The first time Mom was sick, I was eight years old. It was soon after Phoebe died. I don’t remember much, except that Aunt Sissy came to stay with us. Aunt Sissy’s real name is Cecilia; she’s a lawyer and she hates being called Sissy, which makes sense to me—who wants to be called Sissy?—but Mom said, “I can’t help it. You were Sissy all my life. You’d feel like a stranger if I started calling you Cecilia.” Which also made sense.
I remember when Dad and I visited Mom in the hospital. All she’d done was lie there in bed, sometimes with her eyes open, sometimes closed. I couldn’t see anything wrong with her. She didn’t have a cast on her leg; nothing was bleeding or cut. She didn’t have a bandage on her head like you saw in the movies. Dad made a couple of attempts to talk to her.
“I watered the garden this morning. Your yellow rose is still in bloom.”
Then there’d been silence for a while and Dad squirmed in the chair, got up, and looked out the window. “They’re building a new apartment across the road. Looks nice,” he said.
I felt sorry for him. Later, he tried to draw me into it. “Tell Mom about the birdhouse you made at school.”
“I made a birdhouse,” I said. She didn’t answer. Dad gave me a look and I knew he wanted me to say more, but I couldn’t think of anything else.
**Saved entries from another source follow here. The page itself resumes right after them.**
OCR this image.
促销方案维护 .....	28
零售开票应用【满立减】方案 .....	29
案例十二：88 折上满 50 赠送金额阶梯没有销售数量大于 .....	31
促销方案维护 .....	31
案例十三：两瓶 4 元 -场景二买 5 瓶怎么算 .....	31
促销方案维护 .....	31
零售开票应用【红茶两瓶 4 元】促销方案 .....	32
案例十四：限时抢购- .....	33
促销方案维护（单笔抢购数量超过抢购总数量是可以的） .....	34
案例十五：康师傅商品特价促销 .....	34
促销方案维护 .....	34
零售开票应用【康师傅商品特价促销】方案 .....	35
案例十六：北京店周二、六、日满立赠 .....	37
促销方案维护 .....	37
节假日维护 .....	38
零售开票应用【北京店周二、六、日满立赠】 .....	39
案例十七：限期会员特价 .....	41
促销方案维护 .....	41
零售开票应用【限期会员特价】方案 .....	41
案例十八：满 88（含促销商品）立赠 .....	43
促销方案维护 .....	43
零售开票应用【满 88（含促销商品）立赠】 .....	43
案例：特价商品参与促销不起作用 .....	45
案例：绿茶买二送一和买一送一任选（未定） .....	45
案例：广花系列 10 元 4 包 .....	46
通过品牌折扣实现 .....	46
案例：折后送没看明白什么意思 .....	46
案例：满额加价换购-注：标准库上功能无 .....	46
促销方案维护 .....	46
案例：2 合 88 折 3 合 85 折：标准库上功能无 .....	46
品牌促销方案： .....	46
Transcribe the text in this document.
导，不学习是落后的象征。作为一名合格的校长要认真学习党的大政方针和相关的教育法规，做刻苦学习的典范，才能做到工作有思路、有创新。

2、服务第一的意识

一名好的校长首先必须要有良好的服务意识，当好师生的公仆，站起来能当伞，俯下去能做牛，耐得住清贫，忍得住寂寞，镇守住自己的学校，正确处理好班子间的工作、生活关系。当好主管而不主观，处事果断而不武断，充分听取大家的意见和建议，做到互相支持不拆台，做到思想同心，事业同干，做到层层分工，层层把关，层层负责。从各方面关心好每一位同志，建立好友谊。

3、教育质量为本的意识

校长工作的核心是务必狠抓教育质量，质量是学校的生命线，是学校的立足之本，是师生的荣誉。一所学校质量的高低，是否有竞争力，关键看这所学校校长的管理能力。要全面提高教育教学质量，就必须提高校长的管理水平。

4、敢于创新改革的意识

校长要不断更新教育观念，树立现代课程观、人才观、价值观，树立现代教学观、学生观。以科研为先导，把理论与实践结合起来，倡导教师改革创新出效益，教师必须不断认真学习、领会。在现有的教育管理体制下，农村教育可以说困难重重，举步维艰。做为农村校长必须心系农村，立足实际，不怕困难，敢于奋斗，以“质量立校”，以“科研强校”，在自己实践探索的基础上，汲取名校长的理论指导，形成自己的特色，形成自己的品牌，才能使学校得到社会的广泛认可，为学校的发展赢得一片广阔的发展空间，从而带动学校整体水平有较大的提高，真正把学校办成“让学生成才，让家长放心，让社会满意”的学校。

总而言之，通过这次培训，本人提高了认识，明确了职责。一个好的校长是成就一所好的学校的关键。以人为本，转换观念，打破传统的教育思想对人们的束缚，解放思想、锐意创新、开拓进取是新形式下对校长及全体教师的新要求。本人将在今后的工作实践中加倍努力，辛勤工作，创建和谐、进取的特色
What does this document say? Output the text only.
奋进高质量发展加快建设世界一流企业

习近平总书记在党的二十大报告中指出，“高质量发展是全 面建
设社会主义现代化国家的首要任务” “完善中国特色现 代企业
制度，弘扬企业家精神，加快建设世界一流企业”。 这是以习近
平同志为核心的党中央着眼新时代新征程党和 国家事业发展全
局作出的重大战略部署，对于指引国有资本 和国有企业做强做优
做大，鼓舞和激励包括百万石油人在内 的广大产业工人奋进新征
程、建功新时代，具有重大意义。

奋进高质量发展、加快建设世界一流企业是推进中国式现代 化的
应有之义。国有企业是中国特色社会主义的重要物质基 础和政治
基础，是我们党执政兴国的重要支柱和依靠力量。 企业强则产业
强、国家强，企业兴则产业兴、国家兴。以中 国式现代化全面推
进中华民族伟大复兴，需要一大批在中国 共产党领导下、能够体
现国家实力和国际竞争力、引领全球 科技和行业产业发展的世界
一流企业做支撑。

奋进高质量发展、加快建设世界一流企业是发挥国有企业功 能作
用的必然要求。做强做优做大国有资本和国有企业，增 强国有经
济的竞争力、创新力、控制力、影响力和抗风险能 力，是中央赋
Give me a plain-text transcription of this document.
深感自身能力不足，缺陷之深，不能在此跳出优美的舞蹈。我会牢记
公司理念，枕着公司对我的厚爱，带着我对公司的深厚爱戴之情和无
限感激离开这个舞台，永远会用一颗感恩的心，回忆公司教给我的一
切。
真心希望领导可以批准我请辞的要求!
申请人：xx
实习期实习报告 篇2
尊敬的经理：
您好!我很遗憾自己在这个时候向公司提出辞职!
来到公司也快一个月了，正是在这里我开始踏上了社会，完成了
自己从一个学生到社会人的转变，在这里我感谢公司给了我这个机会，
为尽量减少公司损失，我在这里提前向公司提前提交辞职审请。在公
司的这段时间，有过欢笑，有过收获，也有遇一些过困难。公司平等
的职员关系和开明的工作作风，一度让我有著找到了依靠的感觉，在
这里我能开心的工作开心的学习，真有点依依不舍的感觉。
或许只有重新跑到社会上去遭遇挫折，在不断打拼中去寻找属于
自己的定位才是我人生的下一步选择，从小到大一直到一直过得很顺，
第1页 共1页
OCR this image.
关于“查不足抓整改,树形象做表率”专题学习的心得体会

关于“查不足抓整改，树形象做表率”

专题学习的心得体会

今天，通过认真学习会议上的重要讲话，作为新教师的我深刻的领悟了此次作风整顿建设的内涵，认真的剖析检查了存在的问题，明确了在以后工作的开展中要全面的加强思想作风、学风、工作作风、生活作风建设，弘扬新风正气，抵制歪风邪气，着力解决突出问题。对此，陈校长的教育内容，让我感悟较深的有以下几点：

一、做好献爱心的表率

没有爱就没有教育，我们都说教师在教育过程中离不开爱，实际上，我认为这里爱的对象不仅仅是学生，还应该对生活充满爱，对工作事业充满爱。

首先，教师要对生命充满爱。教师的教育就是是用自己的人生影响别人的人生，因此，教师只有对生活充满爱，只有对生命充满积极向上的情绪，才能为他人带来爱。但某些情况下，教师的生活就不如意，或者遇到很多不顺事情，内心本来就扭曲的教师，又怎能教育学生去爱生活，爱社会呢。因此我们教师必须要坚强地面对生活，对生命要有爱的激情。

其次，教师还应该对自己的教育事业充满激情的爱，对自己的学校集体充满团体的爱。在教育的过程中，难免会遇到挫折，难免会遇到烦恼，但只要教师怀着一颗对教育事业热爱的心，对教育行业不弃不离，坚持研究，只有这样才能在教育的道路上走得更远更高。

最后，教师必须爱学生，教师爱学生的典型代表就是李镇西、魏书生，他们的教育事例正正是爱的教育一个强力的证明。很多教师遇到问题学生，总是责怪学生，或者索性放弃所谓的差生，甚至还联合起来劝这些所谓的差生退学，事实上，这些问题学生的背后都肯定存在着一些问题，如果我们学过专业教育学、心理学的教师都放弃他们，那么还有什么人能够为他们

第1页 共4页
The second time Mom was sick, I was nine. Aunt Sissy came to stay again. The first night she sat on the stool in the kitchen in her navy-blue suit and matching pantyhose and high heels and she said, “I don’t cook and I won’t clean, but I can microwave like nobody’s business and I can hire a maid service to do the floors and laundry.”
“We don’t need that,” Dad had said. “Thank you, but we’re a twentieth-century family.”
“Great, you’re only a century behind then,” Aunt Sissy said.
“I know how to cook and the laundry has always been my job. If you want anything ironed, though, you’re on your own,” Dad said.
“I didn’t come here to have you do my laundry.”
“Why did you come then?” Dad said. I knew by his voice that he was mad, but I didn’t know why.
“Moral support. Company for Francie.”
I was glad she was there, even if I only saw her in the evenings when Dad was at the hospital. We microwaved popcorn and watched movies and she told me about some of her funny court cases, like the couple who’d split up and fought over who would get their cat and when the husband got the cat, it scratched him in the face and he sued his ex-wife for turning the cat against him.
“I like having Aunt Sissy here,” I told him one night.
“I know you do,” he said.
“But do you like having her here?”
“Sure I do. Sure.” He looked at me sideways and I wasn’t sure he’d say any more. But then he added, “You know sisters. They can be a bit bossy. Mom doesn’t always appreciate it. Let’s just leave it at that.”
That time, I was old enough to understand that the sickness Mom had was not in her body but her mind. It wasn’t just little worries anymore. She saw things all wrong. Sometimes she heard voices no one else heard. Back then, Mom was new to her job as a counselor at my school, and adults who saw me in the hallway would give me these kind of sad-puppy-face looks or they’d say, “How are you?” But they didn’t ask how she was, like they would have if she’d broken her leg or had the flu. It was all kind of hush-hush, like the time Ricky Maloney peed his pants on the field trip bus and the teachers frowned at us because we were all supposed to pretend like we didn’t notice. I don’t think I actually noticed this with the adults when I was nine, but when I think of it now it explains why I felt like punching my PE teacher or breaking Principal Vannar’s thick glasses in half.
I did get in trouble once during that time, when I broke every single piece of chalk in a brand new box of it during lunch hour. And it wasn’t too smart since I was the only one in the classroom at the time so they knew it was me. But it felt satisfying to hear each one of them snap, so I kept it up until I’d snapped them all.
Dad got called into Ms. Vannar’s office and Ms. Gretchen, our teacher, was there too, wearing the sad-puppy-face and occasionally smiling at me with a frown and a smile at the same time. I thought they were making a big deal about nothing. I didn’t think Ms. Gretchen was the type to mind using shorter chalk. But the tired and disappointed look on Dad’s face was too much for me, so I made sure never to do anything else that would get me into trouble.